Single by Kid Rock

from the album The History of Rock
- Released: May 2, 2000
- Genre: Rap metal; nu metal;
- Length: 4:32
- Label: Atlantic; Lava; Top Dog;
- Songwriters: Kid Rock; James Hetfield; Lars Ulrich;
- Producers: Kid Rock; Uncle Kracker;

Kid Rock singles chronology
| "Wasting Time" (2000) | "American Bad Ass" (2000) | "Forever" (2001) |

Music video
- "American Bad Ass" on YouTube

= American Bad Ass =

2000 single by Kid Rock

"American Bad Ass" is a song by the American musician Kid Rock, released as a single from his 2000 compilation album, The History of Rock, in May 2000. The song samples Metallica's "Sad but True".

== Music video ==
The music video for the single aired on MTV2 upon release, and reached number one on Canada's MuchMusic Countdown. The video features a cameo appearance by Ron Jeremy and was the last music video to feature Joe C. before his death.

At the beginning of the video, Kid Rock watches TV and then after going to a rapping party, he goes to a concert on a cabriolet, surrounded by bikers. At the middle of the song, Kid Rock's car explodes and the thrash metal party starts to play. At the end of the video, Kid Rock with his band plays at a concert on the stage.

== Track listing ==
1. "American Bad Ass" (clean album version)
2. "3 Sheets to the Wind" (live)
3. "Cowboy" (live)

== Charts ==

=== Weekly charts ===

| Chart (2000) | Peak position |
|---|---|
| Canada Rock/Alternative (RPM) | 24 |
| Europe (Eurochart Hot 100) | 53 |
| Germany (GfK) | 26 |
| Ireland (IRMA) | 30 |
| Scotland Singles (OCC) | 17 |
| Switzerland (Schweizer Hitparade) | 81 |
| UK Singles (OCC) | 25 |
| US Alternative Airplay (Billboard) | 33 |
| US Mainstream Rock (Billboard) | 20 |

=== Year-end charts ===

| Chart (2000) | Position |
|---|---|
| US Mainstream Rock Tracks (Billboard) | 65 |

== Release history ==

| Region | Date | Format(s) | Label(s) | Ref. |
| United States | May 2, 2000 | Mainstream rock; active rock; alternative radio; | Atlantic; Lava; Top Dog; |  |
| United Kingdom | August 28, 2000 | CD; cassette; |  |

== In popular culture ==
- After the USS Cole bombing in October 2000, the song was played on the ship's PA system upon leaving the port of Yemen after the national anthem and other patriotic songs were played.
- In 2001, the glam metal band Tuff recorded a parody of the song entitled "American Hair Band", which made references to numerous similar bands of the era, as well as criticizing grunge and alternative rock.
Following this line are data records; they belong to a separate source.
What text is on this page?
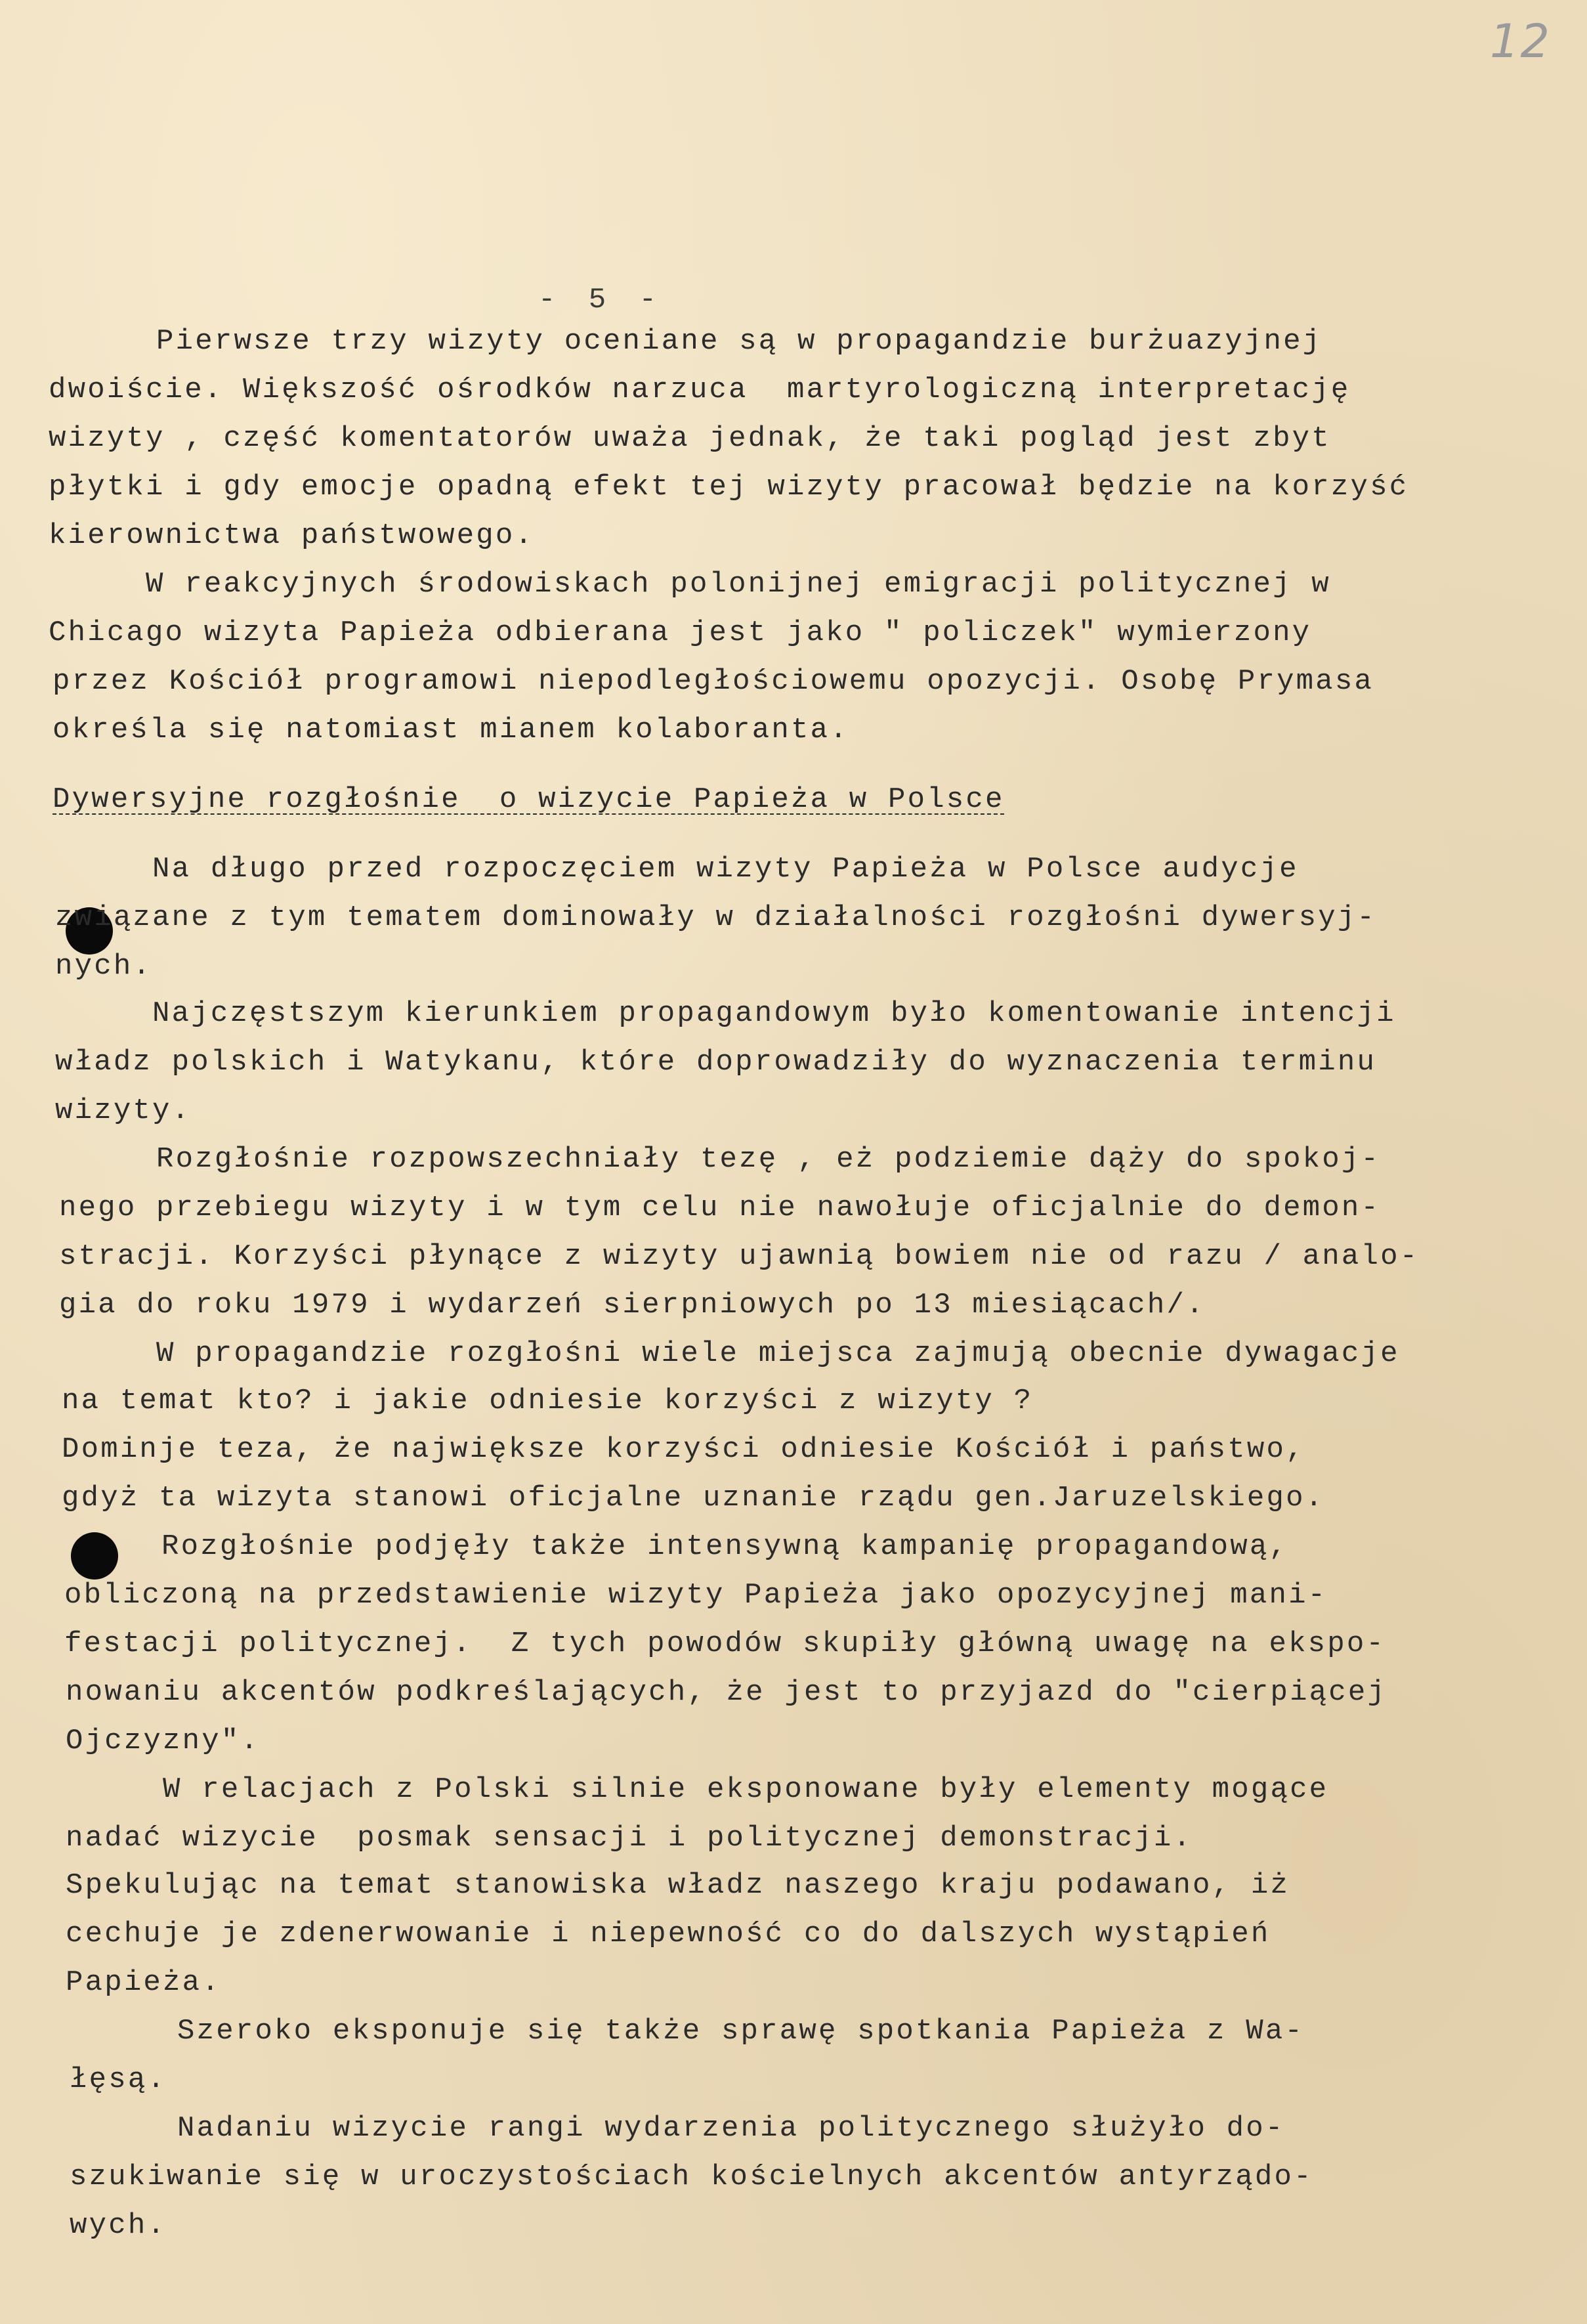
12
- 5 -
Pierwsze trzy wizyty oceniane są w propagandzie burżuazyjnej
dwoiście. Większość ośrodków narzuca  martyrologiczną interpretację
wizyty , część komentatorów uważa jednak, że taki pogląd jest zbyt
płytki i gdy emocje opadną efekt tej wizyty pracował będzie na korzyść
kierownictwa państwowego.
W reakcyjnych środowiskach polonijnej emigracji politycznej w
Chicago wizyta Papieża odbierana jest jako " policzek" wymierzony
przez Kościół programowi niepodległościowemu opozycji. Osobę Prymasa
określa się natomiast mianem kolaboranta.
Dywersyjne rozgłośnie  o wizycie Papieża w Polsce
Na długo przed rozpoczęciem wizyty Papieża w Polsce audycje
związane z tym tematem dominowały w działalności rozgłośni dywersyj-
nych.
Najczęstszym kierunkiem propagandowym było komentowanie intencji
władz polskich i Watykanu, które doprowadziły do wyznaczenia terminu
wizyty.
Rozgłośnie rozpowszechniały tezę , eż podziemie dąży do spokoj-
nego przebiegu wizyty i w tym celu nie nawołuje oficjalnie do demon-
stracji. Korzyści płynące z wizyty ujawnią bowiem nie od razu / analo-
gia do roku 1979 i wydarzeń sierpniowych po 13 miesiącach/.
W propagandzie rozgłośni wiele miejsca zajmują obecnie dywagacje
na temat kto? i jakie odniesie korzyści z wizyty ?
Dominje teza, że największe korzyści odniesie Kościół i państwo,
gdyż ta wizyta stanowi oficjalne uznanie rządu gen.Jaruzelskiego.
Rozgłośnie podjęły także intensywną kampanię propagandową,
obliczoną na przedstawienie wizyty Papieża jako opozycyjnej mani-
festacji politycznej.  Z tych powodów skupiły główną uwagę na ekspo-
nowaniu akcentów podkreślających, że jest to przyjazd do "cierpiącej
Ojczyzny".
W relacjach z Polski silnie eksponowane były elementy mogące
nadać wizycie  posmak sensacji i politycznej demonstracji.
Spekulując na temat stanowiska władz naszego kraju podawano, iż
cechuje je zdenerwowanie i niepewność co do dalszych wystąpień
Papieża.
Szeroko eksponuje się także sprawę spotkania Papieża z Wa-
łęsą.
Nadaniu wizycie rangi wydarzenia politycznego służyło do-
szukiwanie się w uroczystościach kościelnych akcentów antyrządo-
wych.
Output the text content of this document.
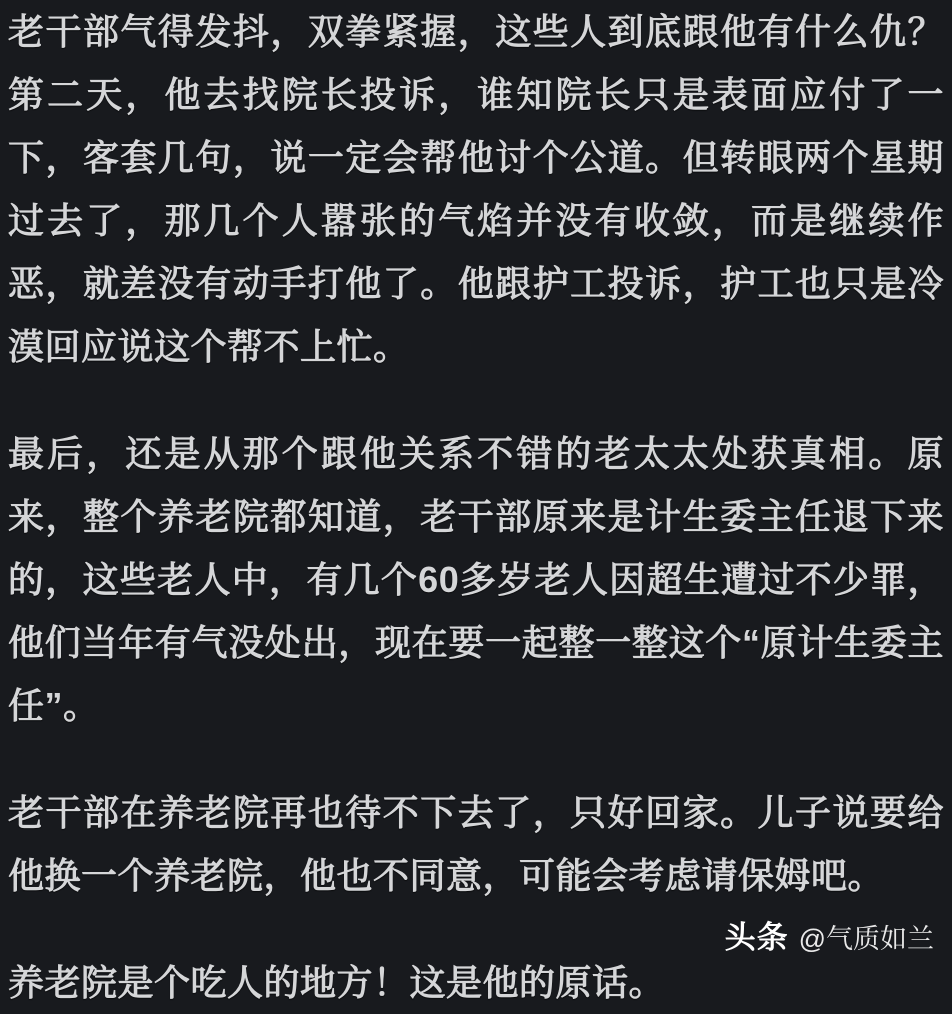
老干部气得发抖，双拳紧握，这些人到底跟他有什么仇？第二天，他去找院长投诉，谁知院长只是表面应付了一下，客套几句，说一定会帮他讨个公道。但转眼两个星期过去了，那几个人嚣张的气焰并没有收敛，而是继续作恶，就差没有动手打他了。他跟护工投诉，护工也只是冷漠回应说这个帮不上忙。

最后，还是从那个跟他关系不错的老太太处获真相。原来，整个养老院都知道，老干部原来是计生委主任退下来的，这些老人中，有几个60多岁老人因超生遭过不少罪，他们当年有气没处出，现在要一起整一整这个“原计生委主任”。

老干部在养老院再也待不下去了，只好回家。儿子说要给他换一个养老院，他也不同意，可能会考虑请保姆吧。

养老院是个吃人的地方！这是他的原话。

头条 @气质如兰
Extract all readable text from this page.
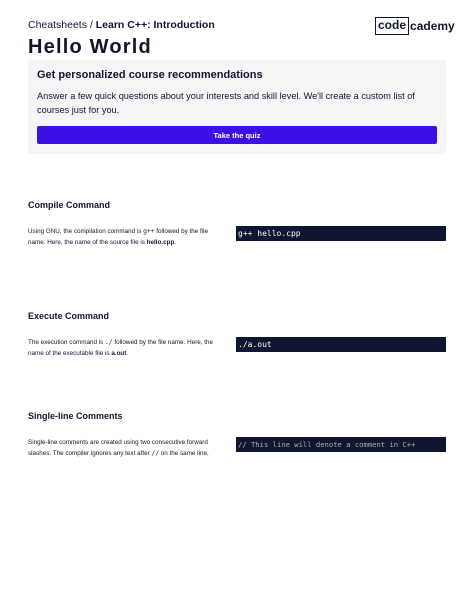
Cheatsheets / Learn C++: Introduction	code cademy
Hello World
Get personalized course recommendations
Answer a few quick questions about your interests and skill level. We'll create a custom list of courses just for you.
Take the quiz
Compile Command
Using GNU, the compilation command is g++ followed by the file name. Here, the name of the source file is hello.cpp.
g++ hello.cpp
Execute Command
The execution command is ./ followed by the file name. Here, the name of the executable file is a.out.
./a.out
Single-line Comments
Single-line comments are created using two consecutive forward slashes. The compiler ignores any text after // on the same line.
// This line will denote a comment in C++
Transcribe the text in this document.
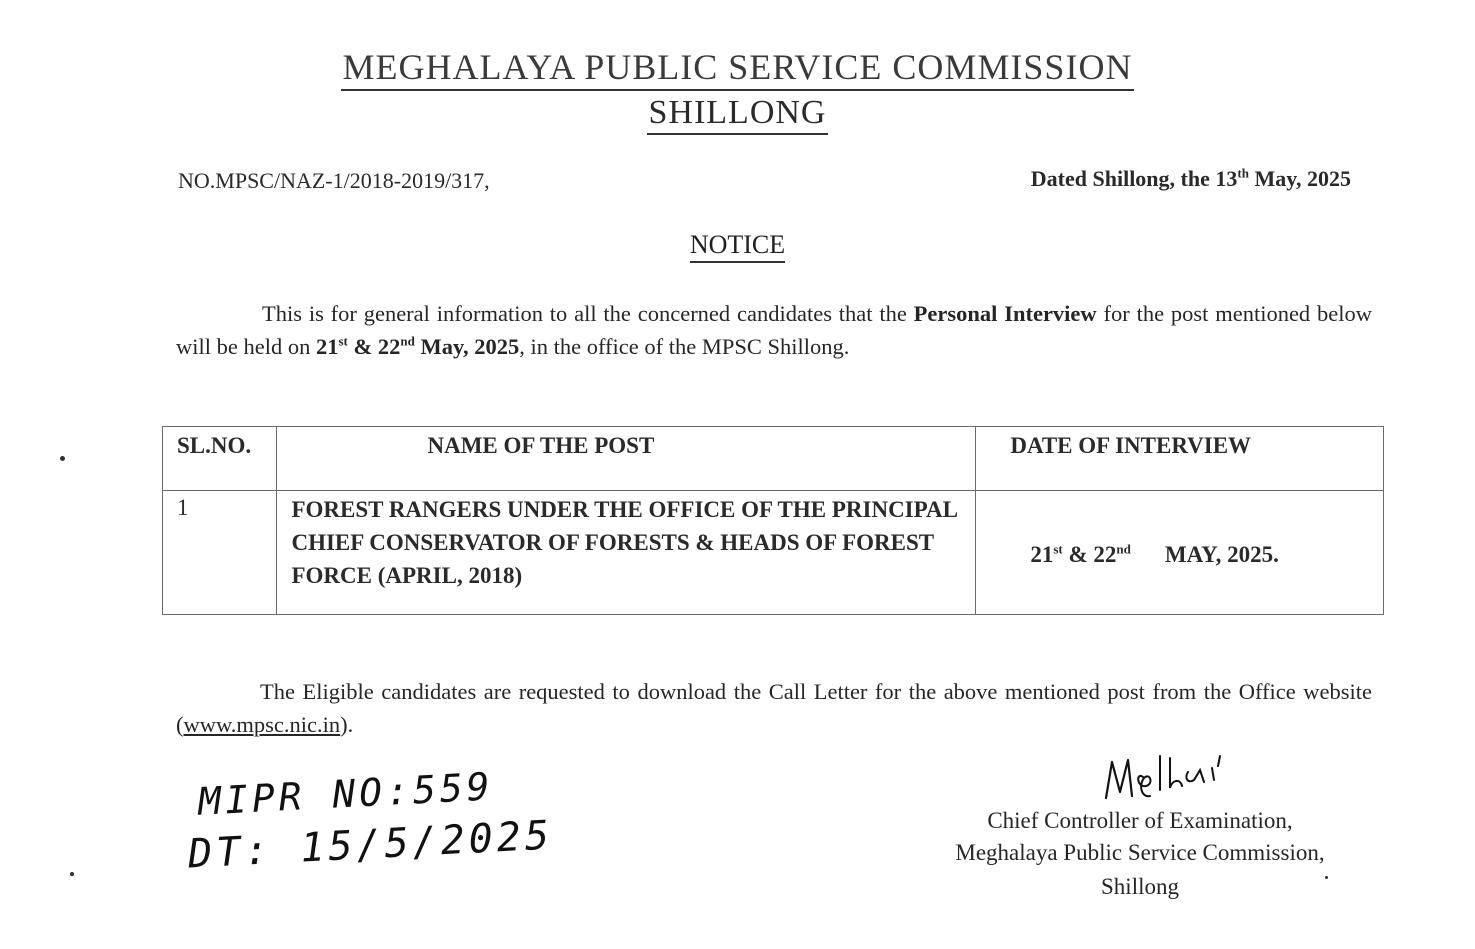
MEGHALAYA PUBLIC SERVICE COMMISSION
SHILLONG
NO.MPSC/NAZ-1/2018-2019/317,	Dated Shillong, the 13th May, 2025
NOTICE
This is for general information to all the concerned candidates that the Personal Interview for the post mentioned below will be held on 21st & 22nd May, 2025, in the office of the MPSC Shillong.
SL.NO.	NAME OF THE POST	DATE OF INTERVIEW
1	FOREST RANGERS UNDER THE OFFICE OF THE PRINCIPAL CHIEF CONSERVATOR OF FORESTS & HEADS OF FOREST FORCE (APRIL, 2018)	21st & 22nd MAY, 2025.
The Eligible candidates are requested to download the Call Letter for the above mentioned post from the Office website (www.mpsc.nic.in).
MIPR NO:559
DT: 15/5/2025	Chief Controller of Examination,
Meghalaya Public Service Commission,
Shillong
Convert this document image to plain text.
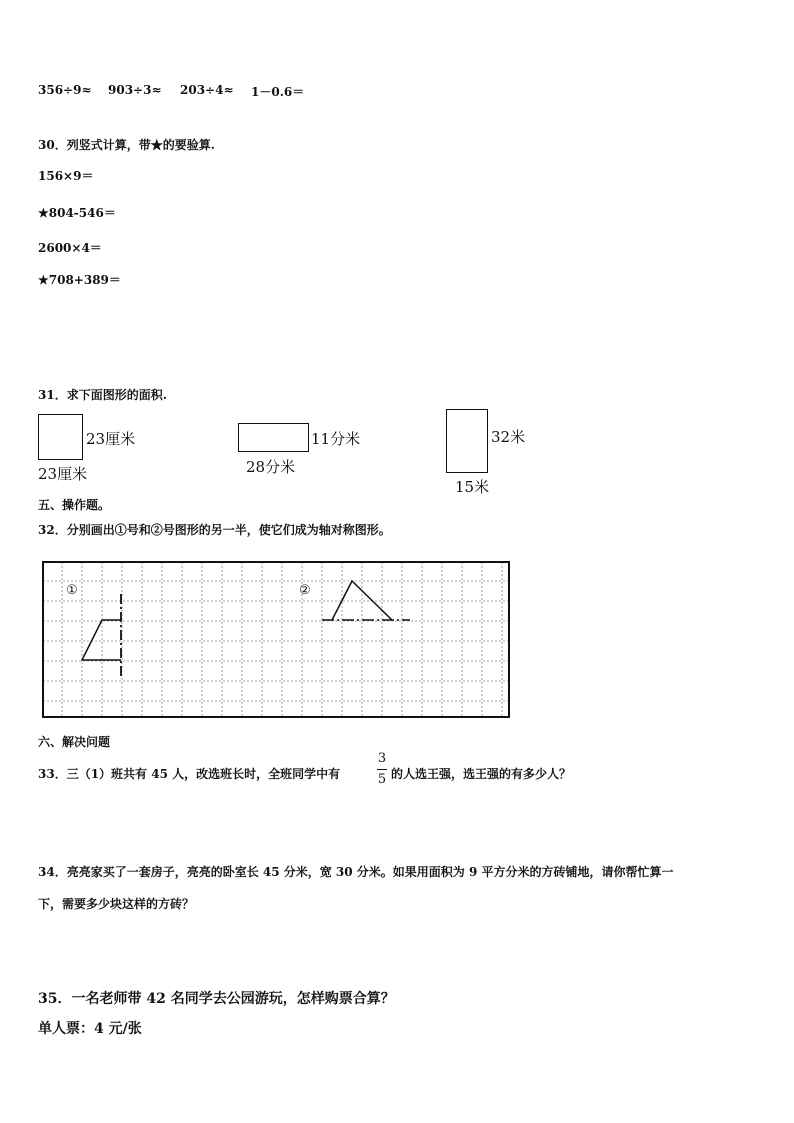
356÷9≈ 903÷3≈ 203÷4≈ 1－0.6＝
30．列竖式计算，带★的要验算.
156×9＝
★804-546＝
2600×4＝
★708+389＝
31．求下面图形的面积.
23厘米
23厘米
11分米
28分米
32米
15米
五、操作题。
32．分别画出①号和②号图形的另一半，使它们成为轴对称图形。
①	②
六、解决问题
33．三（1）班共有 45 人，改选班长时，全班同学中有
3
5 的人选王强，选王强的有多少人？
34．亮亮家买了一套房子，亮亮的卧室长 45 分米，宽 30 分米。如果用面积为 9 平方分米的方砖铺地，请你帮忙算一
下，需要多少块这样的方砖？
35．一名老师带 42 名同学去公园游玩，怎样购票合算？
单人票：4 元/张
The "Sad but True" instrumental structure has been re-recorded for the parody.
- A version of the song was used as the entrance theme for WWF (now WWE) wrestler The Undertaker in 2000 for his "American Badass" persona. It was replaced by Limp Bizkit's "Rollin" in the same year. 23 years later, The Undertaker reused the song as his entrance theme for his post-retirement appearances in WWE, first at WWE Raw is XXX in January 2023 and then on the October 10, 2023, episode of WWE NXT.
- During the 2024 Republican National Convention, Kid Rock reworked the song into a call cheering on Donald Trump. It is also used as Trump's entrance song attending UFC events.